One of Lieberman's more controversial ways to help the foundation was to raise huge amounts of money from the development, lobbying, and business crowd while running unopposed or without serious opposition and then donating hundreds of thousands of dollars of that money to the Transplant Foundation.
That may sound benevolent enough, but it's also a good way for a politician to use her position -- and money from special interests that want her vote -- to make her a big shot. Lieberman wasn't paid by the foundation, but she does have a golf tournament named after her because of it, the annual Ilene Lieberman's Broward/Palm Beach Golf Classic.
Held at her neighborhood Woodlands Country Club in Tamarac, Lieberman is queen of the tournament and hands out the trophies in a ceremony after it's over. The Transplant Foundation boasted recently that Lieberman's golf tournament has raised $260,000 over five years. Let's look at the sponsors who pay tribute to Lieberman with sizable contributions at tournament time:
Ruden McClosky; Florida Panthers Foundation; Republic Services; Bergeron Properties, Stiles Corp., Wheelabrator Technologies, Dewar's 12, Wackenhut Corp., United Real Estate Services Inc., City of Tamarac, CDS International Holdings Inc., the McDonald Family Foundation Inc.; Leiby Stearns and Roberts, PA; Larry and Cheryll Leiby; MWH; James A. Cummings General Contractors; City Furniture; United Homes; Jack & Beth Talabisco; Malcom Pirnie Inc.; Moskowitz, Mandell, Salin and Simowitz, PA; the Corradino Group; the Ferguson Group LLC; Lawrence Smith, PA; DMJM Harris Inc.; Goren, Cherof, Doody, Ezrol, PA; Alternative Home Health; Dipompeo Construction; Miller Legg; ACAI Associates Inc; IDI; ArgenVine Wines, Builders Notice Corp.; Craven Thompson and Associates; Sunshine Gasoline Distributors; Complete Building Maintenance; Dewhurst Associates; Hoffman Billskoog Construction; Horton, Harley and Carter; Itsaca Construction Associates Inc; GFC Crane Distributors; GL Homes; Roof Solutions; Vista BMW.
That's a hell of a list, folks, full of firms and companies that do business with the county, literally representing hundreds of millions of dollars in public business. (A side note: Jack Talabisco, the husband of the Tamarac mayor, underwent a heart transplant in 2006 and worked side-by-side with Lieberman, a neighbor and onetime political ally, on the cause.)

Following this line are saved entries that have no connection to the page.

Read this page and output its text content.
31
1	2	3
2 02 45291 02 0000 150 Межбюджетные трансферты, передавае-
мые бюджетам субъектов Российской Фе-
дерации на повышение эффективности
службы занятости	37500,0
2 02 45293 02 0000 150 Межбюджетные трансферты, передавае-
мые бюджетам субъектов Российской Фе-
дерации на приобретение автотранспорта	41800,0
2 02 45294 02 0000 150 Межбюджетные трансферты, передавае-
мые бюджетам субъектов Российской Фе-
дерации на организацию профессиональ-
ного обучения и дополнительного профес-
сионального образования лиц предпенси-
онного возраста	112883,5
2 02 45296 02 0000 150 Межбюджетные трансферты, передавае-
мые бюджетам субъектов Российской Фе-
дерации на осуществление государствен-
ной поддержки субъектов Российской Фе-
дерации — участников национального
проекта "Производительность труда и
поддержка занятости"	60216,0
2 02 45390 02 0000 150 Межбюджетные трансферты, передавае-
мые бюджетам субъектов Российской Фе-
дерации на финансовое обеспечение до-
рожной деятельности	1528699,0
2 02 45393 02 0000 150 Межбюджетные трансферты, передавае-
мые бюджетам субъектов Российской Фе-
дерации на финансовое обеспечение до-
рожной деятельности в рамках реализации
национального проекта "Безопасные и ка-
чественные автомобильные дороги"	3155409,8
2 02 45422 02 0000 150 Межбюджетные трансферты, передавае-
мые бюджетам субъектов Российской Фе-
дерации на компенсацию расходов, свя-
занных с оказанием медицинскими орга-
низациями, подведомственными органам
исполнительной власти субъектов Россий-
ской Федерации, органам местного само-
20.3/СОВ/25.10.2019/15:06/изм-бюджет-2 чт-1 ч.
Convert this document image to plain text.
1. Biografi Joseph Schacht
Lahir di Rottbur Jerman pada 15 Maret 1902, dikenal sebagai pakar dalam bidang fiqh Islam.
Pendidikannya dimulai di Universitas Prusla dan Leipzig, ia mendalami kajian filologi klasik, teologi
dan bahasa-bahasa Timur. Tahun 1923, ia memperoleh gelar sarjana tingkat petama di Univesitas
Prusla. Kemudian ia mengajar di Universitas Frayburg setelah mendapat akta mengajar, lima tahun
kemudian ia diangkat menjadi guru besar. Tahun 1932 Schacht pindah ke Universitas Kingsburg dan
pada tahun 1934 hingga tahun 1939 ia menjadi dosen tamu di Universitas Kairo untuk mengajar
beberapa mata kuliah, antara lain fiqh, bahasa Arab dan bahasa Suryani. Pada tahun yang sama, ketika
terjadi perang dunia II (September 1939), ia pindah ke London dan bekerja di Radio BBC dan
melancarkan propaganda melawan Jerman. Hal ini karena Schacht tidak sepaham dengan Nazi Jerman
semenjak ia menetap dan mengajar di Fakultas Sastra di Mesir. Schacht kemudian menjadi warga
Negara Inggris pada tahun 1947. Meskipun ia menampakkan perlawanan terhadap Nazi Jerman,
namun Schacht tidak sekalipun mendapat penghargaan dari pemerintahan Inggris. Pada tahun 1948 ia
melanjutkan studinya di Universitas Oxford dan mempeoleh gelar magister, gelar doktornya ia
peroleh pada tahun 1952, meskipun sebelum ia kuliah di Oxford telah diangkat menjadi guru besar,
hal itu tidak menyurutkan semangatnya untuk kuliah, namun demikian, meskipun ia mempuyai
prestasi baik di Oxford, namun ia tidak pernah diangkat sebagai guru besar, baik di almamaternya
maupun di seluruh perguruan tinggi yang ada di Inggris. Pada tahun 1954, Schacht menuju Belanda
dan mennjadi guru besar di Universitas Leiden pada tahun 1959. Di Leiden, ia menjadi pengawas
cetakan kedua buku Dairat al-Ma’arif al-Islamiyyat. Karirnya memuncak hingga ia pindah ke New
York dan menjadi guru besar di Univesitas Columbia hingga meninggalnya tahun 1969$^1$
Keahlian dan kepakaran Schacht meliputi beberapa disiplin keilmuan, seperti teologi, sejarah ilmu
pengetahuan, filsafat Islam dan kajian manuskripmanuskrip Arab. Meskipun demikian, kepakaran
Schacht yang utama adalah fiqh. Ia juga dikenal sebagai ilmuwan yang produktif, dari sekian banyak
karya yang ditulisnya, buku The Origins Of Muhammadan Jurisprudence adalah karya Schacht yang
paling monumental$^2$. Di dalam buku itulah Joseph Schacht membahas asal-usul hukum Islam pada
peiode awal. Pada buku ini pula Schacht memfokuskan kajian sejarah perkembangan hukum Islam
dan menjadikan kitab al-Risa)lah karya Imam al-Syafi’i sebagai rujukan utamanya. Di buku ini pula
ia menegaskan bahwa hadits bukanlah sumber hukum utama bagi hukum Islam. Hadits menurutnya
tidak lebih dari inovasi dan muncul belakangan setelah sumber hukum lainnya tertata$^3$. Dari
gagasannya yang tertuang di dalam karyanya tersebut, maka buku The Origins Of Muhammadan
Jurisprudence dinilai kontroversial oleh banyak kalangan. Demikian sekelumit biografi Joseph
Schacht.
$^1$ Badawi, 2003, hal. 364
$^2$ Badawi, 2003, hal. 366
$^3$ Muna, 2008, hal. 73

Now what Lieberman's work with the foundation has to do with the corruption investigation involving the Chaits isn't known. Did she trade her vote in favor of the Chaits' controversial housing development on two Tamarac golf courses in exchange for contributions to the foundation? We don't know. But there is no doubt that her raising of money from so many companies that she votes on opens up the opportunity for favoritism for those companies.
For instance, one of the companies on the list, Wheelabrator, is a subsidiary of Waste Management -- a firm that Lieberman, as the powerful chairwoman of the Resource Recovery Board, backs for a $1.5 billion trash "monopoly" that is causing great controversy in some Broward cities.
This isn't new. The annual Mayor's Gala, which benefits charities, has been controversial for years (remember that last year's event at the Hard Rock, honoring Stacy Ritter, was funded in large part with a $50,000 check from Ponzi schemer Scott Rothstein). All the lobbyists and other government leeches get to pay for the mayor's party, making him or her feel like royalty for a night.
Should we be concerned that the firm -- and all the businesses seeking public money listed above -- are helping to prop up Lieberman's burgeoning career as a philanthropist? We'll see what the investigation brings.